The Biden administration also is seeking to bring back supply chains for some critical products such as semiconductors, pharmaceuticals and rare-earth minerals, while proposing to accelerate a requirement for federal agencies to procure more American-made products.

“Biden has not only continued Trump’s trade policies but has amplified them with stricter ‘Buy American’ provisions, local content requirements and pro-union proposals on electric vehicles and batteries in the new spending bills," said Gary Clyde Hufbauer, an economist with Peterson Institute for International Economics. He estimates those measures implemented by the Trump and Biden administrations might add half a percentage point to U.S. inflation over the period affected by the policies.

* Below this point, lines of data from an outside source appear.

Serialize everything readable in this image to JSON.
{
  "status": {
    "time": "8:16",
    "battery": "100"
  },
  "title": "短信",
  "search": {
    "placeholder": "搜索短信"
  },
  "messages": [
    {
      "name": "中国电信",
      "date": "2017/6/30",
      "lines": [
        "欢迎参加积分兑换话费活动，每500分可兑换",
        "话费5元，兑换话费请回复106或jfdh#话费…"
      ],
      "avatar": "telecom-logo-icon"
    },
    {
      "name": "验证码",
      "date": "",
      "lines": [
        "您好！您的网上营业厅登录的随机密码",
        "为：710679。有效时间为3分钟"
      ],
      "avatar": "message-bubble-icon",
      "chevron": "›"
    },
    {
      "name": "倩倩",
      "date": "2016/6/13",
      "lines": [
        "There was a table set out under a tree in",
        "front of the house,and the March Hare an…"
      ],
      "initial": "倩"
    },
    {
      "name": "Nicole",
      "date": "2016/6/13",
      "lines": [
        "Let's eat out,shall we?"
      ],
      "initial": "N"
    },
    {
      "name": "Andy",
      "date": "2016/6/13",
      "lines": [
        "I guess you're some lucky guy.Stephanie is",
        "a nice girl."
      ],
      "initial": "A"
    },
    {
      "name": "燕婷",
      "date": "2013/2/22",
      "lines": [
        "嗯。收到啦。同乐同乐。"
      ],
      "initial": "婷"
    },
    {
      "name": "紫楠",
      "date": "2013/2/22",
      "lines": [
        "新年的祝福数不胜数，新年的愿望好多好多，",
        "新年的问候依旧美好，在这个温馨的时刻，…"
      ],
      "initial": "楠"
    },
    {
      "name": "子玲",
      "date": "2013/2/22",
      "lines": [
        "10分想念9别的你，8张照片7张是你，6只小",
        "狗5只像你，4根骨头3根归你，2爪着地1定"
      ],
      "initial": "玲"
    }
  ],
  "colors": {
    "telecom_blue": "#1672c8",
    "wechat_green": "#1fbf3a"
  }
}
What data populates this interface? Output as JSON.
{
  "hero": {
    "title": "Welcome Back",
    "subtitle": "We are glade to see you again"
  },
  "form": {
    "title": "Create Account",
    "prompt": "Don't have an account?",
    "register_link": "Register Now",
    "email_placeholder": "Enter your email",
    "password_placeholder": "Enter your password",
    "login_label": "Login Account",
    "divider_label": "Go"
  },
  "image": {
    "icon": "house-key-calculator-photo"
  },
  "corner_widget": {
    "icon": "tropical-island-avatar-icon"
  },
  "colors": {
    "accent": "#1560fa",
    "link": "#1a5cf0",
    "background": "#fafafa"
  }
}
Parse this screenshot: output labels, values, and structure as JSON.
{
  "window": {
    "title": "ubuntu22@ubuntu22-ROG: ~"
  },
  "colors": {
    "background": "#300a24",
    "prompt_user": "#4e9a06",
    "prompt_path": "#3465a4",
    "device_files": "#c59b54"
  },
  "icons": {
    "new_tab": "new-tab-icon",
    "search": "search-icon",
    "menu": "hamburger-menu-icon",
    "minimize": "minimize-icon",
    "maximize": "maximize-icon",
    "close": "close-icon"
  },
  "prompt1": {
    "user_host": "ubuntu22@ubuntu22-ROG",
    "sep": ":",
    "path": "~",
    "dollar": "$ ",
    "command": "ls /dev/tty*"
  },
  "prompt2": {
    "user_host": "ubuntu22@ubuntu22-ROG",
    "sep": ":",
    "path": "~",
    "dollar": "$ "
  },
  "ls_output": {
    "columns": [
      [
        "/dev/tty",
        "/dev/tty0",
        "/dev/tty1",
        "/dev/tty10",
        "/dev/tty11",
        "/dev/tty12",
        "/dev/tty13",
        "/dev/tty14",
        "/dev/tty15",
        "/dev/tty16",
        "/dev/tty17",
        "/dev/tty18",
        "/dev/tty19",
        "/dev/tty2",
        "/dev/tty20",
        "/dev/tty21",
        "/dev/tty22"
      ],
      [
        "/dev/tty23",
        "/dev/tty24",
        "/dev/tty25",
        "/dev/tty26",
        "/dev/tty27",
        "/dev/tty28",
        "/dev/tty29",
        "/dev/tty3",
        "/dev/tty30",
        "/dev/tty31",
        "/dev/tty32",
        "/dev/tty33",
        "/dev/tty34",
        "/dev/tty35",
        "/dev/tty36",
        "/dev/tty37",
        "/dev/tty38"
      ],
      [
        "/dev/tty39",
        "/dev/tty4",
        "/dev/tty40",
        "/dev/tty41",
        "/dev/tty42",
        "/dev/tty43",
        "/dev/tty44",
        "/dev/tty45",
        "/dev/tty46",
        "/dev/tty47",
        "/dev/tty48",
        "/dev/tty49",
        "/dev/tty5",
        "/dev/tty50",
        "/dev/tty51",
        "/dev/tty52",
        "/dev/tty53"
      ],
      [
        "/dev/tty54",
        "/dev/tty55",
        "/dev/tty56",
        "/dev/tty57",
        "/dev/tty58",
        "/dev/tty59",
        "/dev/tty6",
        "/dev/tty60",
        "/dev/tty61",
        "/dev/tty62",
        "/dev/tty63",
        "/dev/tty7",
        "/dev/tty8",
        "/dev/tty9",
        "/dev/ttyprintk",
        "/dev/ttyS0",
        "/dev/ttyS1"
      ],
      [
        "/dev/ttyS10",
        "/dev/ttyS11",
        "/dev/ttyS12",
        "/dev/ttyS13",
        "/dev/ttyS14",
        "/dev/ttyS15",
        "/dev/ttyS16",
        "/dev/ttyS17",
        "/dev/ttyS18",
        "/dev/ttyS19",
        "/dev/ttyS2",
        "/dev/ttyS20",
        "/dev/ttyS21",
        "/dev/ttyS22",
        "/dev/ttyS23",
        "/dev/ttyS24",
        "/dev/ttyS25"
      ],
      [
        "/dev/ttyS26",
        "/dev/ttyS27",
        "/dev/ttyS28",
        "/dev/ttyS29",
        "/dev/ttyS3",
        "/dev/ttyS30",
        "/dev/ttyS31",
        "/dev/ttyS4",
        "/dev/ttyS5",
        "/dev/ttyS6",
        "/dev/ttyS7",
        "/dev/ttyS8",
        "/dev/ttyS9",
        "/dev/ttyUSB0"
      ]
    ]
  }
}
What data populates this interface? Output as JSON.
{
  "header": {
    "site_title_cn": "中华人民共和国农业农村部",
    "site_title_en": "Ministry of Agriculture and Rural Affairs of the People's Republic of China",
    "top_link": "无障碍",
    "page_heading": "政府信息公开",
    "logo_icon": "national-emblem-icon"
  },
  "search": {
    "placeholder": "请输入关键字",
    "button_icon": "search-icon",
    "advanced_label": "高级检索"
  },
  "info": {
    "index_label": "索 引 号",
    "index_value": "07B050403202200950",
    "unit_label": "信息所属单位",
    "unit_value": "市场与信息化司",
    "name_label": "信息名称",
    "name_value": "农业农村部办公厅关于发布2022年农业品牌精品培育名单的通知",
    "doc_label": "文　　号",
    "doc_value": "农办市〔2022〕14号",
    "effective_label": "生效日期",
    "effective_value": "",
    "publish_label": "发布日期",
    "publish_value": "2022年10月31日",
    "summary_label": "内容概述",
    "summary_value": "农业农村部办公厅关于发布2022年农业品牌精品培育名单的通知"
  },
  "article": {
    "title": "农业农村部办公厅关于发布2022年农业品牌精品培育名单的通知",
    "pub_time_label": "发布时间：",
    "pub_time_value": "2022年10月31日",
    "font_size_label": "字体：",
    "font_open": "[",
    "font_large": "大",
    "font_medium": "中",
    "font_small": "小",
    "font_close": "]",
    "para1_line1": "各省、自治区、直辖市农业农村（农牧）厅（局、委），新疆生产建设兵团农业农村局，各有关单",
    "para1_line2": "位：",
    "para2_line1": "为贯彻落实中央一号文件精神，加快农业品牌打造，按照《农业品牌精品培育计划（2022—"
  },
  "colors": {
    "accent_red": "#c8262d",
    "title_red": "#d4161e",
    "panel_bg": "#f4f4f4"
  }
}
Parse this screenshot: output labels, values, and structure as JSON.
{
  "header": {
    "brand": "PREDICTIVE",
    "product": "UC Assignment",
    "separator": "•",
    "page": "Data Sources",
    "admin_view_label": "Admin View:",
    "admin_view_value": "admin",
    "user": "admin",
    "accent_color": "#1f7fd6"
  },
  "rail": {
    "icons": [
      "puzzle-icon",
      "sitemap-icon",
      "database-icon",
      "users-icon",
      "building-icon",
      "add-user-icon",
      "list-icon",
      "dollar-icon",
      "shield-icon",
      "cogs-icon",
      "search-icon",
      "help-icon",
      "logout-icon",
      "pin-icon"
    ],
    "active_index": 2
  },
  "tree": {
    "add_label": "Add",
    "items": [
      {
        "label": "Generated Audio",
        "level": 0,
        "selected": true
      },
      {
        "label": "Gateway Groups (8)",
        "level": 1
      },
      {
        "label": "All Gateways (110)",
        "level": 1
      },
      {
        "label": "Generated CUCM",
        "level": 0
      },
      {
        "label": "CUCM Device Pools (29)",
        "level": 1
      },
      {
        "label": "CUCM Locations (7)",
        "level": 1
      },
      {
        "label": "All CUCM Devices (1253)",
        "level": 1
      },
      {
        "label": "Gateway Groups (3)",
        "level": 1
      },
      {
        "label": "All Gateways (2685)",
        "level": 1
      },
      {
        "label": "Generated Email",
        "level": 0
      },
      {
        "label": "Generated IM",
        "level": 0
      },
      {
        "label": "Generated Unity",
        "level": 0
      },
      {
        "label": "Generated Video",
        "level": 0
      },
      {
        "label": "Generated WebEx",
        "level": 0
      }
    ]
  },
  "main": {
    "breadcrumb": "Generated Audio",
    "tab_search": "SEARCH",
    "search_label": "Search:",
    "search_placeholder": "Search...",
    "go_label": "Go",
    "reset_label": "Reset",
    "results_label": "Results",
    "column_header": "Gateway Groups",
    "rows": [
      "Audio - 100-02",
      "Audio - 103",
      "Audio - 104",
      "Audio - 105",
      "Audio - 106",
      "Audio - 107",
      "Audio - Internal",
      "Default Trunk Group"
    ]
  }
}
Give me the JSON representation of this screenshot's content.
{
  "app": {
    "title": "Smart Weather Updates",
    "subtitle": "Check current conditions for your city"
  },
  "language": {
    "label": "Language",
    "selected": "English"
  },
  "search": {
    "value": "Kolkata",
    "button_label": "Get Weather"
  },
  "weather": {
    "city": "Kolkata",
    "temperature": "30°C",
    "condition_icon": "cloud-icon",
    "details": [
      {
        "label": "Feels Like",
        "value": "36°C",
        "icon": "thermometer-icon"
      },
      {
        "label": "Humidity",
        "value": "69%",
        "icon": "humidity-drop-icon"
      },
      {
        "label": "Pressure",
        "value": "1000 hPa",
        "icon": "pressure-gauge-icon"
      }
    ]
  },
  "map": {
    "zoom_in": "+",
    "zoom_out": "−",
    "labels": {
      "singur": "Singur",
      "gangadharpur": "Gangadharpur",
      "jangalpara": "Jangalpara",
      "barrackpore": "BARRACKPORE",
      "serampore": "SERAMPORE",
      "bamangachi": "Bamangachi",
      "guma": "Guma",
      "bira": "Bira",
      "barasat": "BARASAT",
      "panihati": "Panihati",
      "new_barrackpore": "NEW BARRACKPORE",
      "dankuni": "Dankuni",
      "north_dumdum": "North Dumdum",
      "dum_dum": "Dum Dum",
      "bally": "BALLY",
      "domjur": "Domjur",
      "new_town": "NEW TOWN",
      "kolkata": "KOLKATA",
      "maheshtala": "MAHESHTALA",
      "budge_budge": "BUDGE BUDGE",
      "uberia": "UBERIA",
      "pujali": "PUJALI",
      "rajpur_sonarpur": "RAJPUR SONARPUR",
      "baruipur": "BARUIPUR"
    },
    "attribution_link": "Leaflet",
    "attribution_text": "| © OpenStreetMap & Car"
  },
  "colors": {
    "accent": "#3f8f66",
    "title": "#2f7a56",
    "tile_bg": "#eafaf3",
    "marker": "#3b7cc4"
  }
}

Meanwhile, economists at JPMorgan Chase & Co. estimate the U.S. immigrant population this year is about three million lower than if pre-2017 immigration trends had continued. Domino’s Pizza Inc. CEO Richard Allison said on an October earnings call that lower immigration in recent years had contributed to the pandemic-driven shortage of labor, particularly drivers, which had added to costs and increased delivery fees. “In a country whose population is not growing as it used to, we, in our industry and a number of others, will need more immigration…to continue to have a robust workforce," he said.

Many US companies have pushed the administration to ease tariffs to reduce their costs, such as on children’s shoes, steel and aluminum. The US Chamber of Commerce has asked it to raise the cap on immigrant visas.

But economists say the shift of supply chains back to the US could have a longer-lasting impact than tariff changes, coming at a time when restrictive immigration rules and baby boomers’ retirement keep the US labor market tight. “That could mean a longer term change in inflation dynamics because you’ve just shifted more power to domestic workers," said MIT’s Ms. Forbes.